The 34th Annual Patient Classification System International (PCSI) Conference was co-hosted by the Danish Health Data Authority, Nordic Casemix Centre and the Danish Regions organization. I attended it with two of my colleagues, 3M U.S. representatives Dr. Marc Berlinguet and Meegan Snell of 3M Australia. The PCSI Conference has been a staple for coding classifications, and it’s the keynote case-mix event where researchers, data analysts and other healthcare professional discuss the current state of case-mix based classifications and systems, as well as healthcare funding and its future. PCSI is the only worldwide organization addressing case-mix issues. In the last few years, the annual international conference has brought together a growing number of active participants from all over the world.

Areas of interest at the conference this time around included global industry standards of activity-based, value-based health care and patient safety quality efforts. Another focus was on how to shape the world into adopting unified healthcare changes in a more cohesive manner.

During the daily workshops, my colleagues and I presented on the adaptation of Potentially Preventable Readmissions with concentration on the case use of the PPR Grouper within Australia’s coding classification and on the Potentially Preventable Readmissions Analyses Uses and Potential Misuses, where examples from Minnesota’s Reducing Avoidable Readmissions Effectively (RARE) Campaign were presented showing a calculated reduction of approximately 7,000 readmissions over two and a half years. This campaign won the John M. Eisenberg Patient Safety and Quality award in 2013 and serves as an ideal model for improved outcomes in Australia.

Meanwhile, ICD-11 is looming in the background and starting to gain momentum. The concept of national modifications is undecided. 2022 is when ICD-11 will be introduced for mortality reporting, with an agreed transition period of five years for mortality coding.  Implementation dates for morbidity coding are not yet set by individual countries, however it appears that projects and discussions are starting to ramp up.
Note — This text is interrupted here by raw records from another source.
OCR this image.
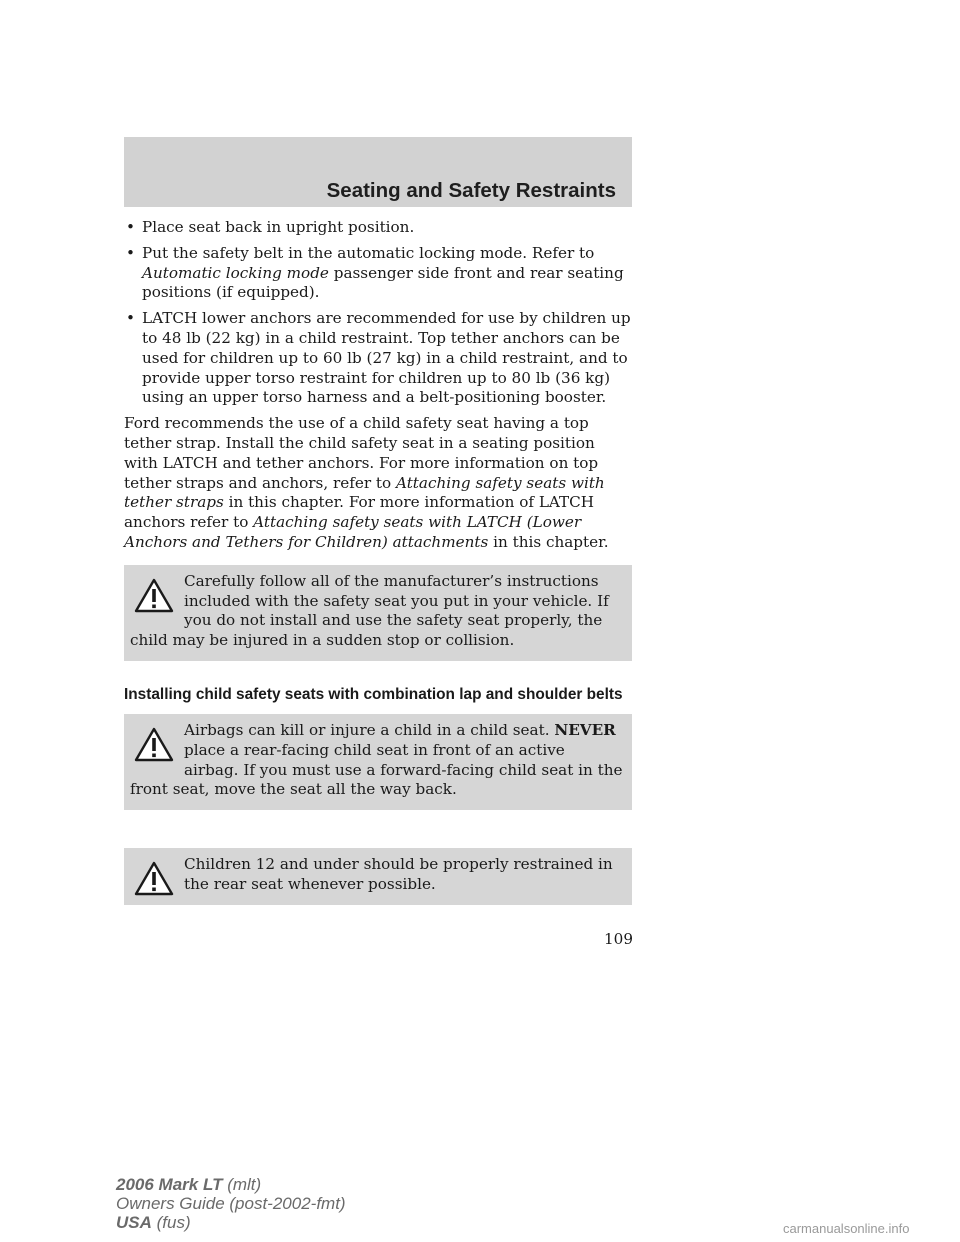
Seating and Safety Restraints
• Place seat back in upright position.
• Put the safety belt in the automatic locking mode. Refer to Automatic locking mode passenger side front and rear seating positions (if equipped).
• LATCH lower anchors are recommended for use by children up to 48 lb (22 kg) in a child restraint. Top tether anchors can be used for children up to 60 lb (27 kg) in a child restraint, and to provide upper torso restraint for children up to 80 lb (36 kg) using an upper torso harness and a belt-positioning booster.

Ford recommends the use of a child safety seat having a top tether strap. Install the child safety seat in a seating position with LATCH and tether anchors. For more information on top tether straps and anchors, refer to Attaching safety seats with tether straps in this chapter. For more information of LATCH anchors refer to Attaching safety seats with LATCH (Lower Anchors and Tethers for Children) attachments in this chapter.

Carefully follow all of the manufacturer’s instructions included with the safety seat you put in your vehicle. If you do not install and use the safety seat properly, the child may be injured in a sudden stop or collision.
Installing child safety seats with combination lap and shoulder belts
Airbags can kill or injure a child in a child seat. NEVER place a rear-facing child seat in front of an active airbag. If you must use a forward-facing child seat in the front seat, move the seat all the way back.
Children 12 and under should be properly restrained in the rear seat whenever possible.
109
2006 Mark LT (mlt)
Owners Guide (post-2002-fmt)
USA (fus)	carmanualsonline.info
It was revealed at the conference that some African nations will start using ICD-11 as their national reporting classification.  

In closing, here are a few current and future challenges we should keep in mind: The global population is getting older and more people are suffering from chronic illnesses and multi-morbidities. There is pressure on the taxing and financing system, more expensive treatments, new technologies and higher expectations of the patient. Patient data linkage and corresponding legislation is a major roadblock to measuring the health of individuals across the healthcare spectrum and requires the attention of many governments. The Danish Healthcare system, for example, has reported a major transition in the past 10-20 years, where the DRG system and activity-based funding have been useful for increasing productivity and reducing patient wait times. There is a definite global trend toward employing more quality-focused payment methodologies and more robust classifications to better monitor, control and incentivize the performance and efficiency of healthcare services across the care continuum.

Felisha Bochantin is an International Population Health Clinical Analyst with 3M Health Information Systems.